Se devanaban los sesos y seguían sin entender por qué Cheng Jiang podía ganarse el afecto de Yao Lin.
El monitor de la Clase Tres, Wang Ze, el monitor de la Clase Cuatro, Liu Ting, Chen Shuai, Zhou Yiwen y varios otros compañeros se encontraban entre los que no podían aceptarlo en absoluto.
Estos chicos estuvieron jugando a juegos de beber hasta que anocheció.
Aunque la mayoría de los estudiantes ya se habían ido del hotel, ellos no se habían movido ni un ápice.

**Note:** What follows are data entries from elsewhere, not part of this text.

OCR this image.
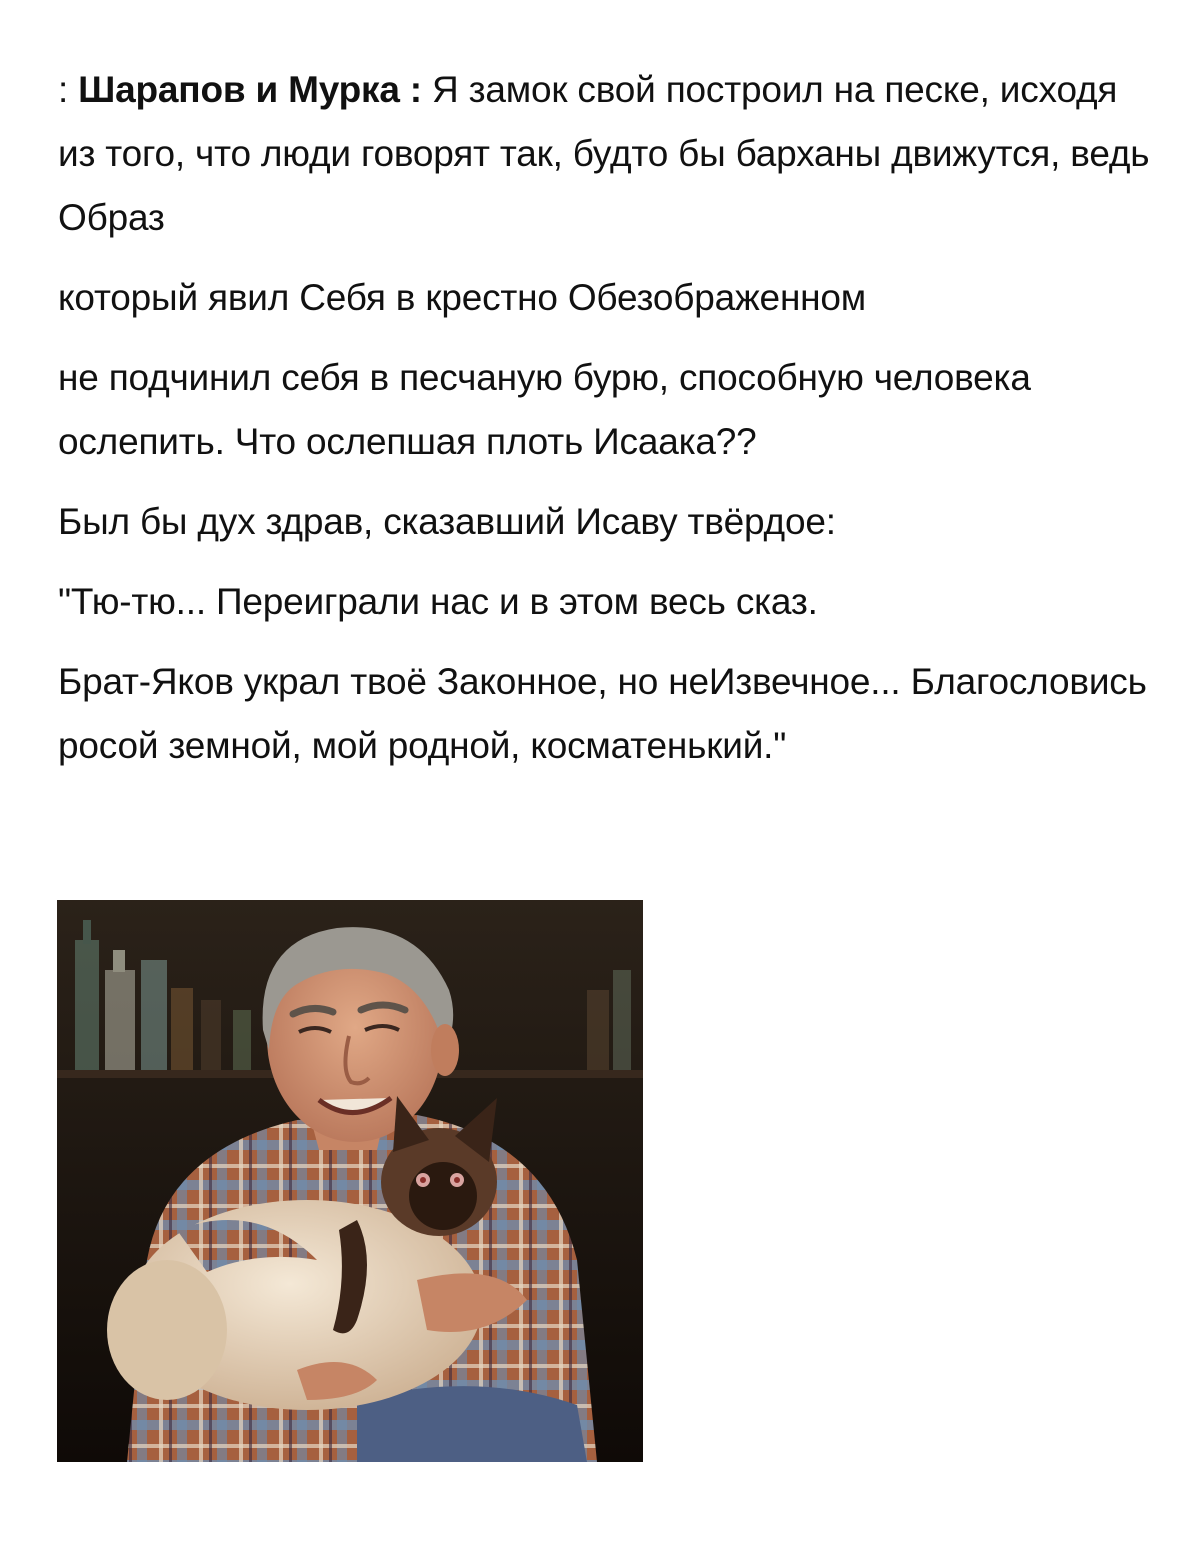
: Шарапов и Мурка : Я замок свой построил на песке, исходя из того, что люди говорят так, будто бы барханы движутся, ведь Образ

который явил Себя в крестно Обезображенном

не подчинил себя в песчаную бурю, способную человека ослепить. Что ослепшая плоть Исаака??

Был бы дух здрав, сказавший Исаву твёрдое:

"Тю-тю... Переиграли нас и в этом весь сказ.

Брат-Яков украл твоё Законное, но неИзвечное... Благословись росой земной, мой родной, косматенький."
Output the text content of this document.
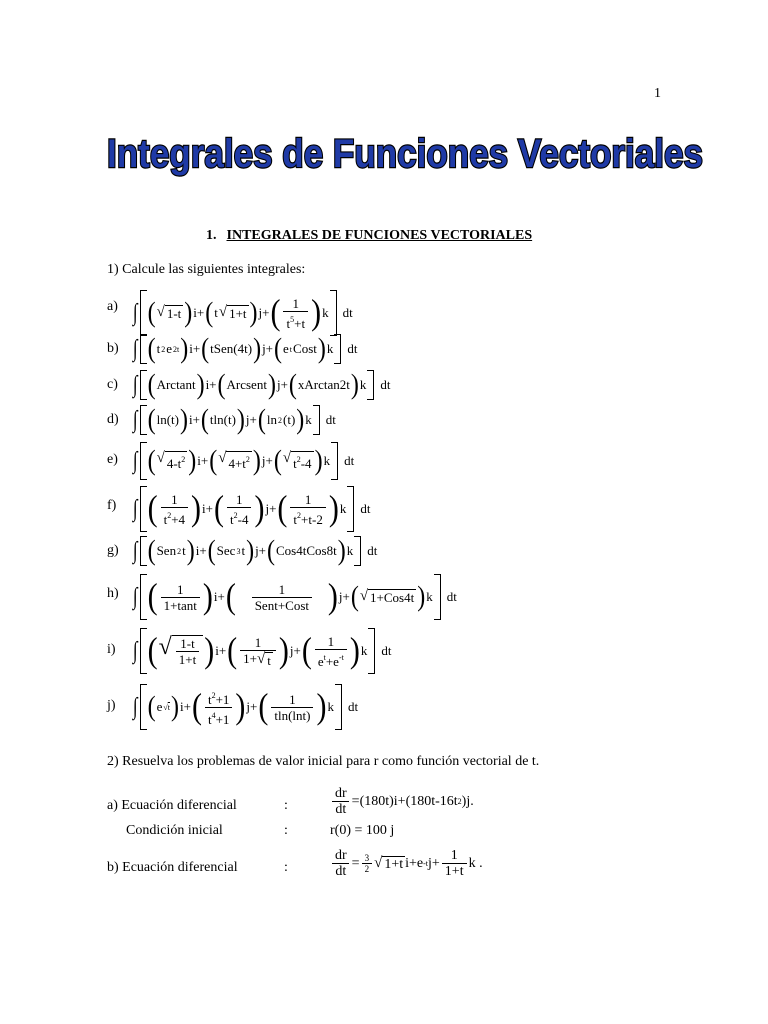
1
Integrales de Funciones Vectoriales
1. INTEGRALES DE FUNCIONES VECTORIALES
1) Calcule las siguientes integrales:
a) ∫ ( √ 1-t ) i+ ( t √ 1+t ) j+ ( $\frac{1}{t^5+t}$ ) k dt
b) ∫ ( t 2 e 2t ) i+ ( tSen(4t) ) j+ ( e t Cost ) k dt
c) ∫ ( Arctant ) i+ ( Arcsent ) j+ ( xArctan2t ) k dt
d) ∫ ( ln(t) ) i+ ( tln(t) ) j+ ( ln 2 (t) ) k dt
e) ∫ ( √ $4-t^2$ ) i+ ( √ $4+t^2$ ) j+ ( √ $t^2-4$ ) k dt
f) ∫ ( $\frac{1}{t^2+4}$ ) i+ ( $\frac{1}{t^2-4}$ ) j+ ( $\frac{1}{t^2+t-2}$ ) k dt
g) ∫ ( Sen 2 t ) i+ ( Sec 3 t ) j+ ( Cos4tCos8t ) k dt
h) ∫ ( $\frac{1}{1+\tan t}$ ) i+ ( $\frac{1}{\text{Sent+Cost}}$ ) j+ ( √ 1+Cos4t ) k dt
i) ∫ ( √ $\frac{1-t}{1+t}$ ) i+ ( $\frac{1}{1+ √ t}$ ) j+ ( $\frac{1}{e^t+e^{-t}}$ ) k dt
j) ∫ ( e √t ) i+ ( $\frac{t^2+1}{t^4+1}$ ) j+ ( $\frac{1}{tln(\ln t)}$ ) k dt
2) Resuelva los problemas de valor inicial para r como función vectorial de t.
a) Ecuación diferencial	:	$\frac{dr}{dt} =(180t)i+(180t-16t$ 2 )j.
Condición inicial	:	r(0) = 100 j
b) Ecuación diferencial	:	$\frac{dr}{dt} = \frac{3}{2}$ √ 1+t i+e -t $j+ \frac{1}{1+t}$ k .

Originalmente, mantenían una relación competitiva a vida o muerte.
Como a todos les gustaba Yao Lin, puede que no dijeran nada abiertamente, pero sin duda se comparaban en secreto, sin que ninguno estuviera dispuesto a ceder ante los demás.
Pero ahora, con la aparición de Cheng Jiang, ¡de repente encontraron un enemigo común y se unieron como nunca antes!
—Hermanos, ¿podemos dejar que Cheng Jiang se salga con la suya?
—Ni hablar.
—Imposible.
—Si se atreve a tocar a Yao Lin, ¡haré que alguien le dé una buena paliza!
—Ahora vivimos en una sociedad pacífica…
—¡De qué hay que tener miedo, mi padre es el Jefe de Arrestos!
—¡Esa es la actitud!
—Zhou Yiwen levantó el pulgar y luego reunió a los chicos—.
Tenemos que hablar seriamente con Cheng Jiang.
No podemos controlar que le guste a Yao Lin, pero si se atreve a aceptarla…
—¡Nos encargaremos de él!
—¡Pelearemos con él!
—Hermano Yiwen, consígueme un camión, ¡y mandaré a Cheng Jiang al otro barrio ahora mismo!